Ulikowo

Ulikowo ( German Wulkow ) is a village in Stargard ( Stargard in Pomerania ) in Polish West Pomeranian Voivodeship.

Geographical location

Ulikowo ( Wulkow ) is located in Eastern Pomerania, about 7 kilometers east of the city of Stargard and 38 kilometers east of the city of Szczecin ( Stettin). South of the town flows the river Krampehl. North of the town there is a hill Cossacks mountain.

History

Wulkow was mentioned in a document from the year 1229, with the Pomeranian Duke Barnim I of the Order of St. John the possession of Wulkow confirmed with the right to settle there German. Wulkow was later a fief of St John Sonnenburg. The St. John's lieutenant-general of Blankensee bequeathed his rights to the estate in his will, dated July 8, 1732 the son of the royal Prussian Captain Christoph Henning von Papstein. This was then invested on 13 May 1732 by the Government of the Order to Sonnenberg with the Vorwerk. Later the estate whose sons Hasso Ernst and Jakob Christoph von Papstein was awarded. In 1750, the estate came into the possession of the bailiff Andreas Jordan, his son Johann Philipp Wilhelm Jordan left it in the family. When he went into liquidation, the estate had to be court- auctioned to the highest bid. The contract was awarded at that time Kaspar Otto von Wedel.

The village belonged to Wulkow 1780 Vorwerk, eight cottages, a windmill, the property was the miller, a blacksmith shop, a tavern, a schoolmaster, 22 hearths (households) and a church. At the beginning of the 19th century a reorganization of gutsherrlich - peasant ownership ratio took place, said to emancipation '. The farmers were henceforth no longer obligated to provide clamping services to the farm.

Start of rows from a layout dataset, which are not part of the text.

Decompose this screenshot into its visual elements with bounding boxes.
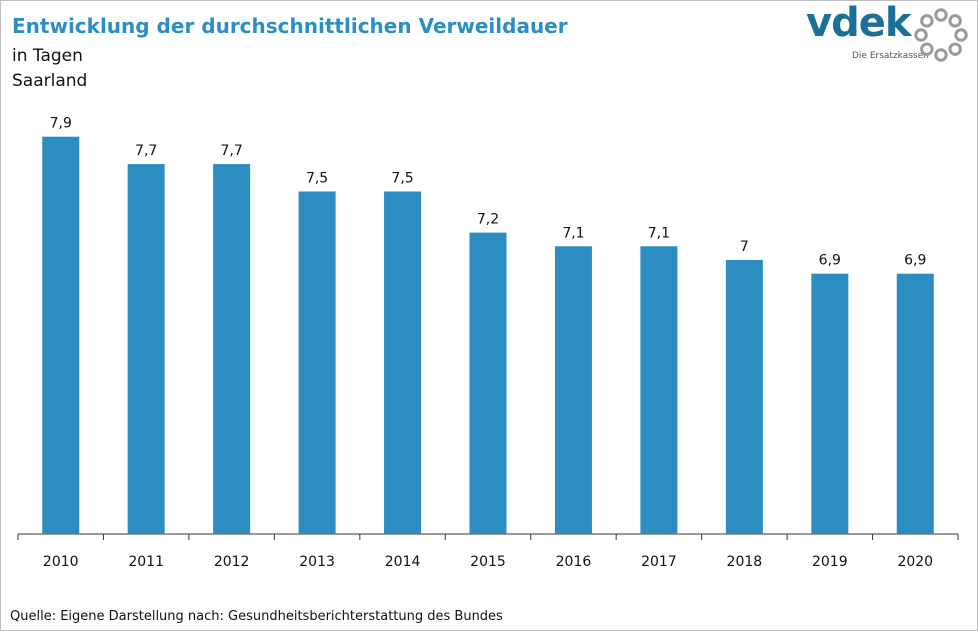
bar bbox=[42, 136, 80, 534]
x-tick-label: 2020 bbox=[897, 554, 933, 570]
logo-wordmark: vdek bbox=[806, 0, 911, 46]
bar bbox=[127, 164, 165, 534]
vdek-logo: vdek Die Ersatzkassen bbox=[806, 0, 968, 66]
data-label: 6,9 bbox=[819, 253, 841, 269]
bar bbox=[811, 273, 849, 534]
x-tick-label: 2018 bbox=[727, 554, 763, 570]
x-tick-label: 2013 bbox=[299, 554, 335, 570]
x-tick-label: 2014 bbox=[385, 554, 421, 570]
logo-ring-dot bbox=[920, 42, 934, 56]
bar bbox=[896, 273, 934, 534]
bar bbox=[640, 246, 678, 535]
source-note: Quelle: Eigene Darstellung nach: Gesundh… bbox=[10, 609, 503, 624]
logo-ring-dot bbox=[948, 14, 962, 28]
data-label: 7,5 bbox=[306, 171, 328, 187]
chart-unit-subtitle: in Tagen bbox=[12, 46, 83, 66]
logo-ring-dot bbox=[914, 28, 928, 42]
data-label: 7,7 bbox=[221, 143, 243, 159]
x-tick-label: 2011 bbox=[128, 554, 164, 570]
bar bbox=[384, 191, 422, 534]
data-label: 7,1 bbox=[562, 225, 584, 241]
data-label: 6,9 bbox=[904, 253, 926, 269]
x-tick-label: 2010 bbox=[43, 554, 79, 570]
chart-region-subtitle: Saarland bbox=[12, 71, 88, 91]
logo-tagline: Die Ersatzkassen bbox=[852, 51, 929, 61]
bar bbox=[725, 260, 763, 534]
data-label: 7,7 bbox=[135, 143, 157, 159]
x-tick-label: 2012 bbox=[214, 554, 250, 570]
data-label: 7,1 bbox=[648, 225, 670, 241]
x-tick-label: 2017 bbox=[641, 554, 677, 570]
bar bbox=[298, 191, 336, 534]
logo-ring-dot bbox=[920, 14, 934, 28]
x-tick-label: 2019 bbox=[812, 554, 848, 570]
bar bbox=[213, 164, 251, 534]
data-label: 7,9 bbox=[50, 116, 72, 132]
logo-ring-dot bbox=[948, 42, 962, 56]
chart-title: Entwicklung der durchschnittlichen Verwe… bbox=[12, 14, 568, 38]
logo-ring-dot bbox=[934, 48, 948, 62]
data-label: 7,5 bbox=[391, 171, 413, 187]
logo-ring-icon bbox=[914, 8, 968, 62]
bar bbox=[469, 232, 507, 534]
logo-ring-dot bbox=[954, 28, 968, 42]
x-tick-label: 2016 bbox=[556, 554, 592, 570]
data-label: 7 bbox=[740, 239, 749, 255]
bar bbox=[554, 246, 592, 535]
data-label: 7,2 bbox=[477, 212, 499, 228]
logo-ring-dot bbox=[934, 8, 948, 22]
x-tick-label: 2015 bbox=[470, 554, 506, 570]
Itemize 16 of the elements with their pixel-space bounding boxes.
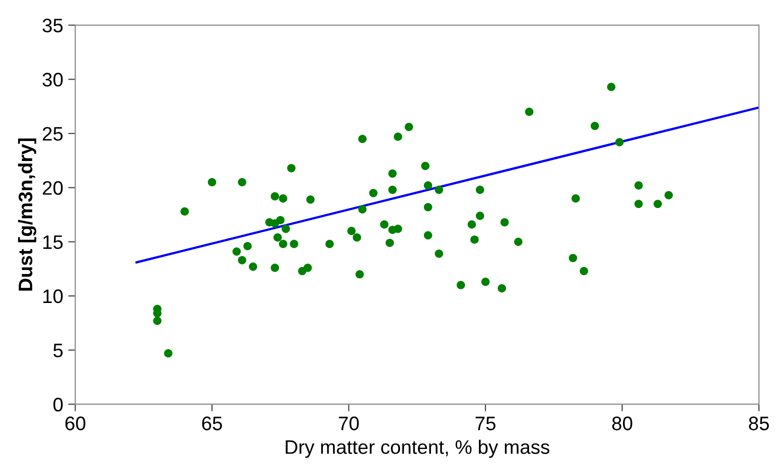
y-tick-label: 10 [43, 289, 63, 304]
x-tick-label: 60 [65, 416, 86, 430]
x-tick-label: 75 [476, 416, 496, 430]
x-tick-label: 85 [748, 416, 769, 430]
y-tick-label: 20 [42, 181, 63, 195]
y-tick-label: 5 [53, 344, 63, 358]
y-tick-label: 15 [43, 235, 63, 250]
y-tick-label: 30 [42, 72, 63, 87]
y-tick-label: 0 [53, 398, 63, 412]
x-tick-label: 80 [612, 416, 632, 430]
x-tick-label: 65 [202, 416, 222, 430]
x-tick-label: 70 [338, 416, 359, 430]
y-tick-label: 25 [42, 126, 63, 141]
y-axis-title: Dust [g/m3n,dry] [18, 138, 36, 291]
x-axis-title: Dry matter content, % by mass [286, 440, 550, 458]
y-tick-label: 35 [42, 18, 63, 32]
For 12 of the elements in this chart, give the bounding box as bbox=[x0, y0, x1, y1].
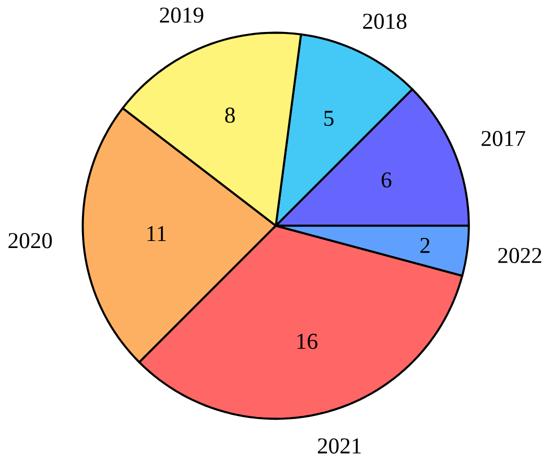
slice-label: 2022 bbox=[498, 248, 542, 264]
data-label: 2 bbox=[420, 238, 430, 253]
slice-label: 2018 bbox=[363, 14, 406, 29]
slice-label: 2019 bbox=[160, 7, 204, 23]
data-label: 5 bbox=[324, 110, 334, 126]
slice-label: 2021 bbox=[318, 438, 361, 454]
data-label: 6 bbox=[382, 172, 392, 188]
data-label: 16 bbox=[297, 334, 318, 349]
slice-label: 2017 bbox=[482, 130, 526, 146]
slice-label: 2020 bbox=[8, 233, 52, 248]
data-label: 11 bbox=[147, 226, 166, 241]
data-label: 8 bbox=[225, 108, 235, 123]
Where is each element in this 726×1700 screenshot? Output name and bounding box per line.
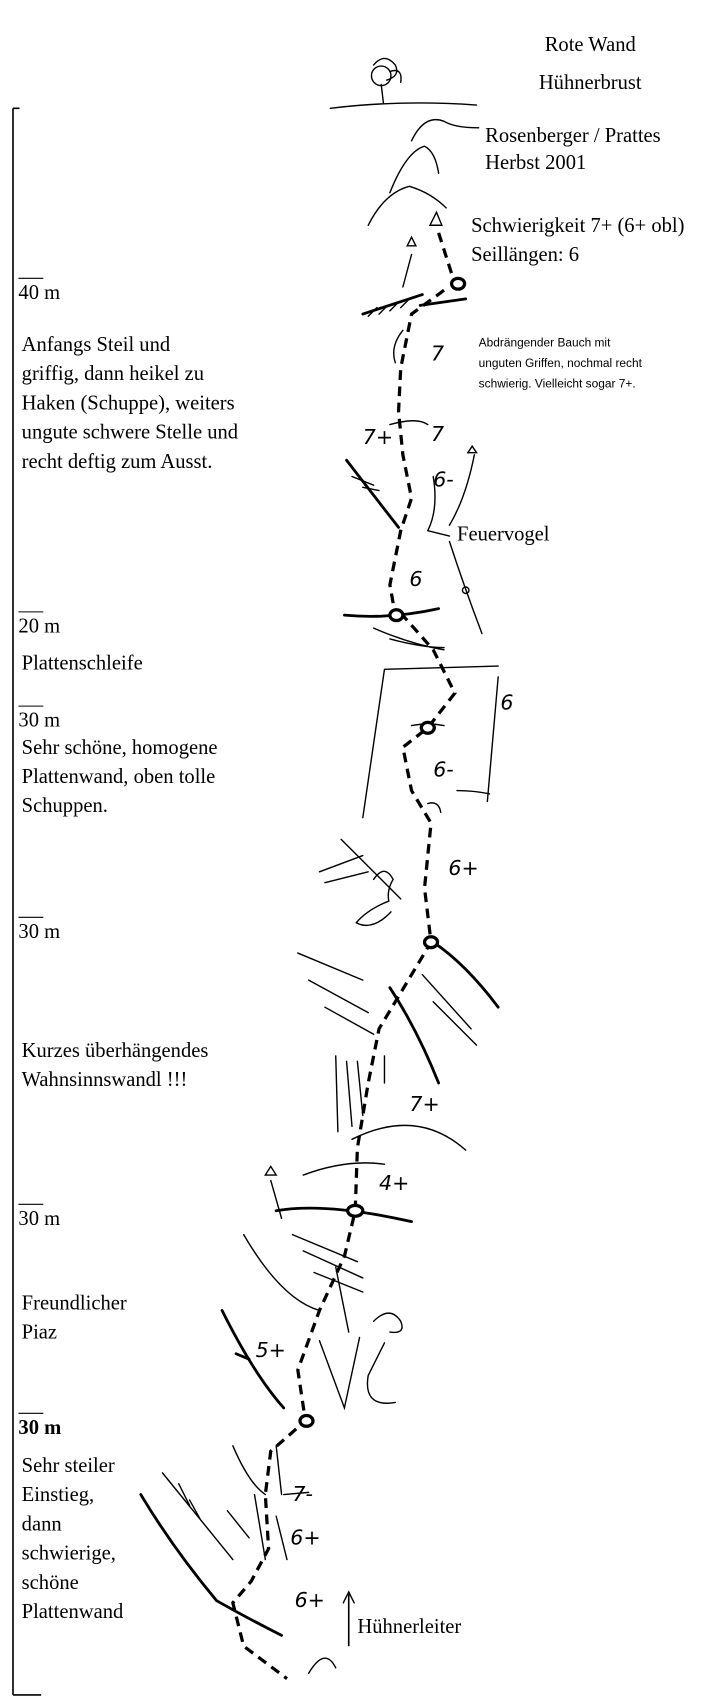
grade: 6- <box>433 467 454 491</box>
difficulty: Schwierigkeit 7+ (6+ obl) <box>471 215 684 237</box>
description-line: recht deftig zum Ausst. <box>22 451 213 473</box>
grade: 7+ <box>363 425 393 449</box>
grade: 7 <box>431 342 444 366</box>
description-line: Sehr steiler <box>22 1455 115 1477</box>
description-line: Wahnsinnswandl !!! <box>22 1069 188 1091</box>
grades: 7 7+ 7 6- 6 6 6- 6+ 7+ 4+ 5+ 7- 6+ 6+ <box>256 342 514 1613</box>
description-line: schöne <box>22 1572 79 1594</box>
description-line: ungute schwere Stelle und <box>22 422 239 444</box>
grade: 6+ <box>290 1525 320 1549</box>
scale-label: 40 m <box>18 282 60 304</box>
scale-label: 30 m <box>18 1208 60 1230</box>
belays <box>298 276 467 1428</box>
title: Rote Wand <box>545 34 637 56</box>
grade: 6+ <box>448 856 478 880</box>
description-line: Sehr schöne, homogene <box>22 737 218 759</box>
pitches: Seillängen: 6 <box>471 244 579 266</box>
scale-label: 30 m <box>18 710 60 732</box>
description-line: Einstieg, <box>22 1484 95 1506</box>
grade: 6- <box>433 758 454 782</box>
grade: 7+ <box>409 1092 439 1116</box>
descriptions: Anfangs Steil und griffig, dann heikel z… <box>22 334 239 1623</box>
scale-label: 20 m <box>18 615 60 637</box>
description-line: Anfangs Steil und <box>22 334 171 356</box>
grade: 6 <box>500 690 513 714</box>
drawing: Rote Wand Hühnerbrust Rosenberger / Prat… <box>12 34 684 1696</box>
scale-label: 30 m <box>18 921 60 943</box>
subtitle: Hühnerbrust <box>539 72 642 94</box>
belay <box>449 276 467 291</box>
note-line: unguten Griffen, nochmal recht <box>479 356 643 370</box>
description-line: schwierige, <box>22 1543 116 1565</box>
description-line: Plattenschleife <box>22 652 143 674</box>
arrow-head <box>342 1590 355 1604</box>
description-line: Piaz <box>22 1322 57 1344</box>
grade: 6+ <box>295 1588 325 1612</box>
description-line: griffig, dann heikel zu <box>22 363 204 385</box>
rock-sketch <box>139 57 500 1674</box>
route <box>231 232 457 1680</box>
belay <box>419 720 436 735</box>
date: Herbst 2001 <box>485 152 586 174</box>
note-line: Abdrängender Bauch mit <box>479 336 611 350</box>
description-line: Schuppen. <box>22 795 108 817</box>
grade: 7 <box>431 422 444 446</box>
scale-label: 30 m <box>18 1417 61 1439</box>
description-line: Freundlicher <box>22 1292 127 1314</box>
belay <box>298 1413 315 1428</box>
description-line: Kurzes überhängendes <box>22 1040 209 1062</box>
route-end <box>428 210 443 226</box>
scale: 40 m 20 m 30 m 30 m 30 m 30 m <box>12 107 61 1696</box>
grade: 7- <box>292 1482 313 1506</box>
description-line: dann <box>22 1513 62 1535</box>
belay <box>388 608 405 623</box>
route-label: Feuervogel <box>457 523 550 545</box>
belay <box>346 1203 365 1218</box>
belay <box>422 935 440 950</box>
route-label: Hühnerleiter <box>357 1616 461 1638</box>
description-line: Plattenwand, oben tolle <box>22 766 216 788</box>
authors: Rosenberger / Prattes <box>485 125 661 147</box>
grade: 4+ <box>379 1171 409 1195</box>
grade: 6 <box>409 567 422 591</box>
description-line: Plattenwand <box>22 1601 124 1623</box>
description-line: Haken (Schuppe), weiters <box>22 392 235 414</box>
note-line: schwierig. Vielleicht sogar 7+. <box>479 377 636 391</box>
grade: 5+ <box>256 1338 286 1362</box>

By 1945 Wulkow belonged to Pomerania in the Prussian province of Pomerania. Before 1945, the Good was owned by the Nicolai family.

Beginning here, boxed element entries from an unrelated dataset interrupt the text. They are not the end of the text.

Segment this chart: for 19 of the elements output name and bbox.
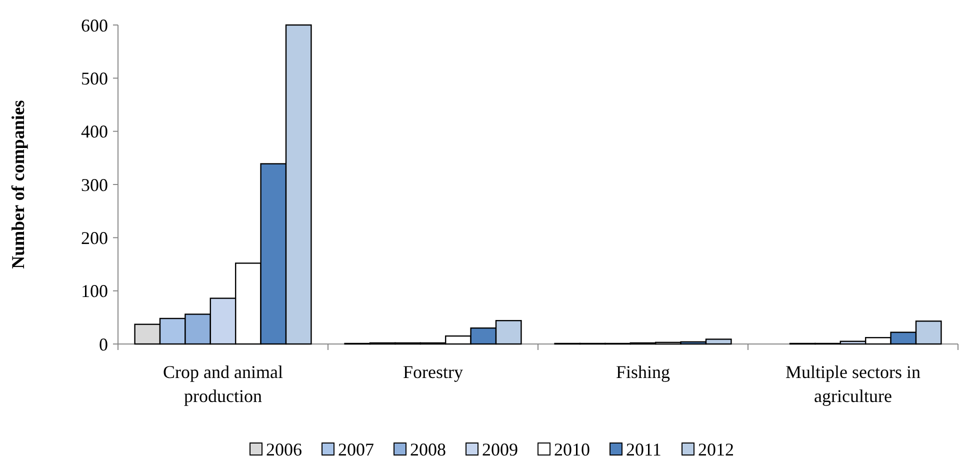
legend-label: 2012: [698, 439, 734, 460]
legend-label: 2009: [482, 439, 518, 460]
x-tick-label: Fishing: [616, 362, 670, 382]
legend-label: 2006: [266, 439, 302, 460]
legend-label: 2007: [338, 439, 374, 460]
x-tick-label: Multiple sectors in agriculture: [786, 362, 920, 406]
x-tick-label: Crop and animal production: [163, 362, 283, 406]
y-tick-label: 0: [99, 334, 108, 354]
y-tick-label: 300: [81, 174, 108, 195]
y-tick-label: 200: [81, 228, 108, 248]
y-tick-label: 500: [81, 68, 108, 88]
y-axis-title: Number of companies: [8, 100, 28, 269]
y-tick-label: 400: [81, 122, 108, 142]
x-tick-label: Forestry: [403, 362, 463, 382]
legend-label: 2010: [554, 439, 590, 460]
legend-label: 2008: [410, 439, 446, 460]
y-tick-label: 100: [81, 281, 108, 302]
legend-label: 2011: [626, 439, 662, 460]
y-tick-label: 600: [81, 15, 108, 36]
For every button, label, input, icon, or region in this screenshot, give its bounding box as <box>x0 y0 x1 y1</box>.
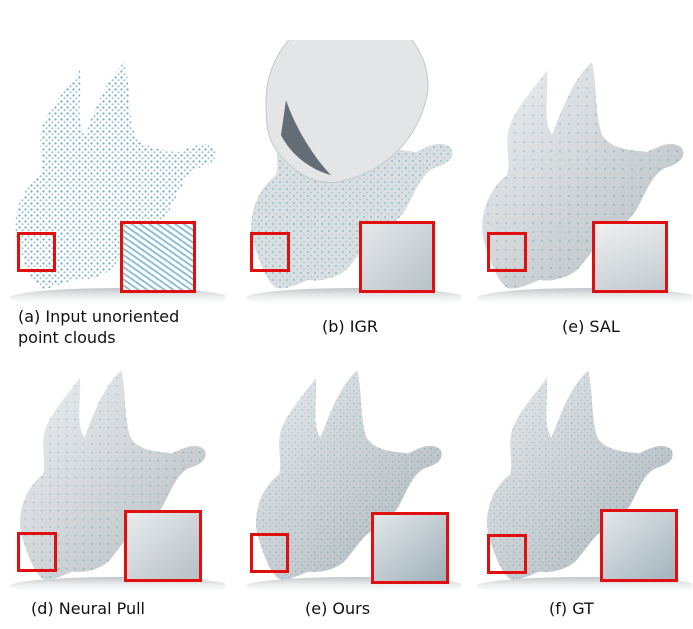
panel-input-points: (a) Input unoriented point clouds <box>0 0 231 360</box>
panel-ours: (e) Ours <box>231 345 462 629</box>
zoom-region-marker <box>487 232 527 272</box>
dragon-sal-render <box>467 40 692 310</box>
caption-neural-pull: (d) Neural Pull <box>31 599 145 618</box>
zoom-inset <box>359 221 435 293</box>
zoom-region-marker <box>17 532 57 572</box>
dragon-igr-render <box>236 40 461 310</box>
zoom-inset <box>600 509 678 582</box>
dragon-point-cloud-render <box>0 40 225 310</box>
caption-sal: (e) SAL <box>562 317 620 336</box>
zoom-inset <box>371 512 449 584</box>
caption-ours: (e) Ours <box>305 599 371 618</box>
caption-input: (a) Input unoriented point clouds <box>18 307 180 347</box>
panel-igr: (b) IGR <box>231 0 462 360</box>
zoom-region-marker <box>250 533 289 573</box>
zoom-inset <box>592 221 668 293</box>
caption-gt: (f) GT <box>549 599 594 618</box>
zoom-region-marker <box>487 534 527 574</box>
zoom-inset <box>120 221 196 293</box>
panel-gt: (f) GT <box>462 345 693 629</box>
zoom-inset <box>124 510 202 582</box>
zoom-region-marker <box>250 232 290 272</box>
panel-neural-pull: (d) Neural Pull <box>0 345 231 629</box>
caption-igr: (b) IGR <box>322 317 378 336</box>
zoom-region-marker <box>17 232 56 272</box>
panel-sal: (e) SAL <box>462 0 693 360</box>
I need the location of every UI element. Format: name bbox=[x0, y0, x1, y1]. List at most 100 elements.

After the region was conquered and occupied by the end of the Second World War by the Red Army, it was - like all of Pomerania - placed under Polish administration. The German village was awarded the Polish name Ulkikowo. It started the immigration of Poles who ousted the villagers from their homes and from their farms. The native German population was expelled to about 1947 on the basis of the so-called Bierut Decrees from the village.

Personalities

In the town births

  • David Hollaz (1648-1713), Evangelical Lutheran dogmatists

Other

  • Peter Blankensee, called flash Peter ', a colonel in the Prussian Army and a close confidant of King Frederick II, spent his twilight years.